In the degenerate retinas, we were not able to unambiguously identify RGC types into either ON or OFF due to the lack of their light responses. Although our results of rd10 cells somewhat resemble those of ON cells of the normal retinas in some aspect (figure 6), additional sophisticated experiments are needed because our rd10 cells are likely to be heterogeneous in terms of physiological types (i.e. ON, OFF, or direction-selective and so on). For example, to verify whether our findings for each type in the healthy retinas persist after severe degeneration, RGCs should be classified by examining their dendritic stratification depths after physiological recordings (Margolis et al 2008). Previous studies reported the retinal degeneration increases number of OFF cells compared to that of ON cells (Marc et al 2007, Jones et al 2011, 2016), then the delivery of multiple short pulses is likely to reduce the overall (i.e. ON and OFF RGCs as a whole) retinal responses (see figures 5 and 6). Also, future studies are essential to investigate the effects of short vs. long pulses depending on the level of spontaneous firings. Our results showed the network-mediated responses arising from both short and long pulses are somewhat obscured by increased spontaneous activities (compare figures 3(Ci) and (Cii) vs. (Di) and (Dii)), which is known to happen during retinal degeneration (Stasheff 2008).

One of the clinical challenges that need to be addressed is that even when the same retinal prosthetic is implanted on degenerate retinas, the performance of the device varies from patient to patient. Consistent with previous work (Yoon et al 2020), the network-mediated responses arising from long pulses were somewhat more consistent across repeats of identical stimuli than those arising from short pulses in both ON and OFF types of RGCs in the healthy retinas (blue and red violin plots of figure 4(D)).

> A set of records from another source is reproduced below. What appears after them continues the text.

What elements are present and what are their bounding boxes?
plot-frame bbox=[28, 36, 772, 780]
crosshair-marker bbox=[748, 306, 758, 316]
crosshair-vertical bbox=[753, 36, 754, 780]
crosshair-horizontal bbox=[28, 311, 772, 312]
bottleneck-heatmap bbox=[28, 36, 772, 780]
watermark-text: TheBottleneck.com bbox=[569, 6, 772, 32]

However, in the degenerate retinas, this benefit of long stimuli in terms of the response consistency seems disappeared; rather, the consistency was slightly better in responses to short than long pulses (p < 0.001; purple violin plots of figure 4(D)).

Like it had been argued in the earlier work, this reduced consistency compared to the normal retina may have been related with the difficulty in perception of artificial vision, maybe due to the reduced neural information (Kang et al 2021, Kim et al 2022). The performance of the clinical device may be affected by the level of surviving retinal circuit of each patient. Therefore, in order to successfully apply a retinal prosthesis, it is important to measure the remaining retinal layers to find an appropriate patient group with a highly accurate method such as a spectral-domain optical coherence tomography (Pfau et al 2022). Based on the more accurate anatomical information about degenerate retinas of potential prosthetic users, it may be possible to more efficiently select proper stimulating methods such as direct/indirect activation.